Just to be very clear: I am taking guitar lessons, not giving them. :)

▰ I’m looking forward to listening to your next drone album but fair warning my microwave has really been upping its game. May be an end-of-life cycle for the machine, revisiting its hits with diminishing energy but greater depth.

▰ My only Oscars comment is a question about the best score category: will the dead guy and the elder statesman split the codger vote and thus given one of the other three the win?

▰ A consequence of studying lullabies for guitar practice is that, as with any song you play over and over (and over), they get lodged in your head. These being lullabies, then you spend the rest of the day trying not to fall asleep to the sleepy-time earworms playing endlessly in your mind.

▰ Next up in guitar practice, after “Stay Awake” and “Baby Mine”: transposing “Easy Living” to match a Chet Baker recording — a natural transition, Baker being lullaby incarnate

▰ Just proofed some liner notes I wrote for an upcoming album. Had no idea how cool the graphic design was going to be, how appropriate to the material, nor how large the tape cassette booklet. I’ll share when it’s out (or getting closer to the release date).

▰ The city got a reprieve from rain for good behavior so I did open the window this morning, first thing. In came dog barks, a passing bus’ rumble, and the inimitable hum of a driverless electric car (steadier than most humans manage). Well, the barks were persistent but my brain eventually muted ’em.
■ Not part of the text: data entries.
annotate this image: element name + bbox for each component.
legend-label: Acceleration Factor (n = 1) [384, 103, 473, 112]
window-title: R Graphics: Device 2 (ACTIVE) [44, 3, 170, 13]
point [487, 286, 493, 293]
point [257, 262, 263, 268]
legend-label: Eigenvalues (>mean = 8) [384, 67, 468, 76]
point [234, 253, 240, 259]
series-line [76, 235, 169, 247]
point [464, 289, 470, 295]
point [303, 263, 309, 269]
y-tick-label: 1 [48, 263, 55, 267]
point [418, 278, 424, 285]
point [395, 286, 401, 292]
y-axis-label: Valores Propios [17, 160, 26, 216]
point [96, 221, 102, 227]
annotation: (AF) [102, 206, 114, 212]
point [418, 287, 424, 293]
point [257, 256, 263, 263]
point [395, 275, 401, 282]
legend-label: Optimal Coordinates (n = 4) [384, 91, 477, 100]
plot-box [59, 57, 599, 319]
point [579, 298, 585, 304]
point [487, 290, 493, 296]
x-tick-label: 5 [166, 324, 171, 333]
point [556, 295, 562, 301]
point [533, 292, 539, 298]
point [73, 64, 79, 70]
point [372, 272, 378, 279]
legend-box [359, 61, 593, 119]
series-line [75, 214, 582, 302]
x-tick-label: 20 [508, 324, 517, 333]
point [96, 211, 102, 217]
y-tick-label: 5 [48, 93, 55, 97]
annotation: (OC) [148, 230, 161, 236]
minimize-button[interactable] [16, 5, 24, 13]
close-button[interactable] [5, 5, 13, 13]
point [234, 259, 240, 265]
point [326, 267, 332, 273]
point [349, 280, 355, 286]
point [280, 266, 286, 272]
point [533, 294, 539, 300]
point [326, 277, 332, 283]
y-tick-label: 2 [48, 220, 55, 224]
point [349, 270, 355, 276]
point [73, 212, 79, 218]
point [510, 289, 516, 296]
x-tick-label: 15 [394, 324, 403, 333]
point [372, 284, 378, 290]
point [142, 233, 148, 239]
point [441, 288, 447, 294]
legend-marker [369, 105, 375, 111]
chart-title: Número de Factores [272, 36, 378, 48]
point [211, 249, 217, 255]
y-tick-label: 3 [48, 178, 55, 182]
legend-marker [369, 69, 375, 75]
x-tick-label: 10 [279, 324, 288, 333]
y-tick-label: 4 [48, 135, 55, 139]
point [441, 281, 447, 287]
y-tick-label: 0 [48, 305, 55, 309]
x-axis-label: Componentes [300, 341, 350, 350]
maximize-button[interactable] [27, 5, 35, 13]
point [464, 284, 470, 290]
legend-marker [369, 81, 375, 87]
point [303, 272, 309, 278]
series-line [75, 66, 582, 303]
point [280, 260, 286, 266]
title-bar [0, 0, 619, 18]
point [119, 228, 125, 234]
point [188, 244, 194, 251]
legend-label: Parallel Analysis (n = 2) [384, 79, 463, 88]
▰ There’s an emoji for taking a look that’s two eyes 👀. The closest listening approximation is one ear👂so I guess we’re listening in mono. There’s an ear with a hearing aid, which is inclusive 🦻 and may come to suggest a broader array of mediated listening. There’s a deaf symbol 🧏. And of course 🌽.

▰ Sometimes I find things on last.fm that seem to make no sense, and then they end up being recordings that haven’t been announced yet, let alone released, but someone somewhere had been “scrobbling” embargoed recordings

▰ Probably old news for some people but it’s pretty great to use a secondary device, like an iPad, as a music player, and direct the sound to play through your MacBook (my M1 Pro has amazing sound). You can keep an eye on what you’re playing, and keep your laptop screen reserved for working.

▰ I recently set up a Mac Mini as a Plex jukebox and it has totally transformed how I listen to music. I’ll detail how I set it up in a proper blog post soon.

(And yes, I realize the concepts both of listening to MP3s/equivalent and of writing a blog post seem antiquated to some, but so be it.)

▰ Finished reading one novel this week, my third of this year: Mick Herron’s The Secret Hours, maybe his best and I’ve read ’em all. It’s in the Slow Horses world and will mean more if you’ve read them but it also stands on its own. It dials back the humor slightly, and the action is less slapstick. One moment in particular made the hair rise on my arms. Herron cares more for words than most writers of thrillers, spy or otherwise. Meanwhile, I’m still working slowly through an ancient Oulipo novel, and I restarted one I’d begun from Steven Soderbergh’s list of what he read last year.

▰ Finished reading three graphic novels this week: two more volumes of Minami Katsuhisa’s The Fable manga (5: The author sure keeps stacking the deck against the guy, but then again that’s the point; 6: It gets both darker in some of the incidents and lighter in tone at other points. Minami, the illustrator-author, starts to introduce incredible two-page spreads, and the depictions of action, especially hand-to-hand, really take off), and Kingdom by Jon McNaught: Wow, just wow. Incredibly beautiful, graphically intense, not-quite-wordless, onomatopoeia-packed depiction of a family vacation in which both very little and quite a bit happen. If M.C. Escher and Eric Drooker had a baby, the kid might hope to draw like this.